Surely contributing to the ‘Barbenheimer’ blowout is that both films received excellent reviews – after weeks of omnipresent Barbie marketing, a thunderous Oppenheimer campaign, and all the accompanying Barben-hype, the critical consensus for both Gerwig and Nolan’s films was rapturously positive. And while strong reviews don’t always equal strong box office, it had a catalytic effect here – evolving the conversation once more from the notion that you could watch both in a day, to the idea that you should; that each film stands as a triumph from a distinctive directorial voice, and that for all their seeming differences, to watch both back-to-back would mean seeing two of the best movies of the year across one single super-sized, super-cinematic outing. It went from a notion that was merely pleasantly ridiculous, to pleasantly ridiculous and an absolute must-do.

As the idea snowballed – the realisation that people really were going to see both spurring others on to do the same – it soon became clear that Barbie and Oppenheimer make for a surprisingly great double bill. The Day-Glo colours and wacky comedy of Barbie and the intense atmosphere of doom of Oppenheimer don’t just weirdly complement each other; in Gerwig’s (and co-writer Noah Baumbach’s) hands, Barbie itself contrasts its gleaming surfaces with deep explorations of existential ideas. They are both, oddly, about reckoning with our purpose in life; about interrogating the (destructive) role of men in society; about bridging the chasm between ideas and reality. Just, one does it with neon rollerblades and a Dua Lipa disco track. And they’re both big-screen must-sees – distinctive examples of impeccable filmmaking craft, delivering undeniable cinematic spectacle in a different way to the usual fight sequences of a summer blockbuster.

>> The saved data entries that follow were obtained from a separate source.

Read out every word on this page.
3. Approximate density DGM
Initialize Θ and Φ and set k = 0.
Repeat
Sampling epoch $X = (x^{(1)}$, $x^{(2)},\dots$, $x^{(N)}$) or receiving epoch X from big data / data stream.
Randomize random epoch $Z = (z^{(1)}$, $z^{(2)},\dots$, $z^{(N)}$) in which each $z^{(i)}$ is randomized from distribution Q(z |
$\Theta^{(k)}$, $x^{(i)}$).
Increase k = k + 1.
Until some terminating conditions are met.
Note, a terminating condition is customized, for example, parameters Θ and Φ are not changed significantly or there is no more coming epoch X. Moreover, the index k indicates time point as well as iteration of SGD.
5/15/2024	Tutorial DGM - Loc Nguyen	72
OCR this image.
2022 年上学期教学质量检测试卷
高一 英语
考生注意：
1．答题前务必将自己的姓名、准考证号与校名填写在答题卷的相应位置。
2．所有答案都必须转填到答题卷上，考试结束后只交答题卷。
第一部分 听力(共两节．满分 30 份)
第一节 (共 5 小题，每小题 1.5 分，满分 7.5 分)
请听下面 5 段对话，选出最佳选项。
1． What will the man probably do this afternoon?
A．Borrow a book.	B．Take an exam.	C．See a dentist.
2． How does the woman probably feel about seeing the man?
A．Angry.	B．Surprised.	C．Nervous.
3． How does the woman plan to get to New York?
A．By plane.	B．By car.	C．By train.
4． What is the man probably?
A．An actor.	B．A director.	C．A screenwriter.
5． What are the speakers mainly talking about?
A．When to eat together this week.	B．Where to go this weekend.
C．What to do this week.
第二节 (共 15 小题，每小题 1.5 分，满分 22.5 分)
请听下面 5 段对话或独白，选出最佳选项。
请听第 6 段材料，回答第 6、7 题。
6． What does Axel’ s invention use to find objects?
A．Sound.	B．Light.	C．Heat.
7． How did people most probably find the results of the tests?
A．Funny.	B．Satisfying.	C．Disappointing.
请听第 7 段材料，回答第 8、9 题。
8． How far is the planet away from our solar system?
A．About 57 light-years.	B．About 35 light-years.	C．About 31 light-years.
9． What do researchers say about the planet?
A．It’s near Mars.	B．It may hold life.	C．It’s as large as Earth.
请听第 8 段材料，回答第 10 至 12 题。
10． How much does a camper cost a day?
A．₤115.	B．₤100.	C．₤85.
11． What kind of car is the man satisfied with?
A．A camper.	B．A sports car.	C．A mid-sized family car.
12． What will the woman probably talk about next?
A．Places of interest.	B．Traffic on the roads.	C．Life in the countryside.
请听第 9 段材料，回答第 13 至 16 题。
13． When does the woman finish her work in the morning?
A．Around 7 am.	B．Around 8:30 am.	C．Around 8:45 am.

The cumulative effect of Barbenheimer created the very thing that Hollywood has perhaps struggled to conjure in recent years: the sense of an all-out cinematic event. It was one that people actively wanted to be part of: to contribute to the conversation of whether you’d seen one, or both; to share stories of how busy it was in the cinema; to see the most-hyped releases of the year in packed houses, all laughing together at Barbie’s most uproarious jokes, or in a shared sense of deep terror at Oppenheimer’s bomb blast. You really did have to be there – of everything to do in the world this weekend, being at your local cinema was the #1 destination. It’s a rare but wonderful occurrence, most recently felt with Endgame’s ‘see it before anyone else spoils it’ excitement, or Parasite’s ‘no, this is really one of the best and most enthralling thrillers you’ll have seen in years’ dismantling of the one-inch-tall subtitle barrier (as director Bong Joon-Ho put it).

And that’s where cinemas have really won this weekend: whether driven by memes, by reviews, or by a simple desire to be involved, people have flocked to their local movie-houses this weekend, and probably had their best experience there in years. The lessons Hollywood takes from it remain to be seen – a Barbenheimer likely can’t be manufactured, nor is it a simple case of counter-programming, nor necessarily a signal that audiences want more movies based on historic toy brands or, um, weapons of mass destruction. Perhaps it’s a sign that sequels aren’t the be-all and end-all anymore. Perhaps it’s an indication that allowing talented filmmakers to take major risks and marketing them properly is the way forward. Perhaps people just wanted to wear pink and have fun – and who can blame them? But for whatever reason audiences entered their Barbie and Oppenheimer screenings, they likely left with a greater appreciation of the cinema experience. Your move, Hollywood.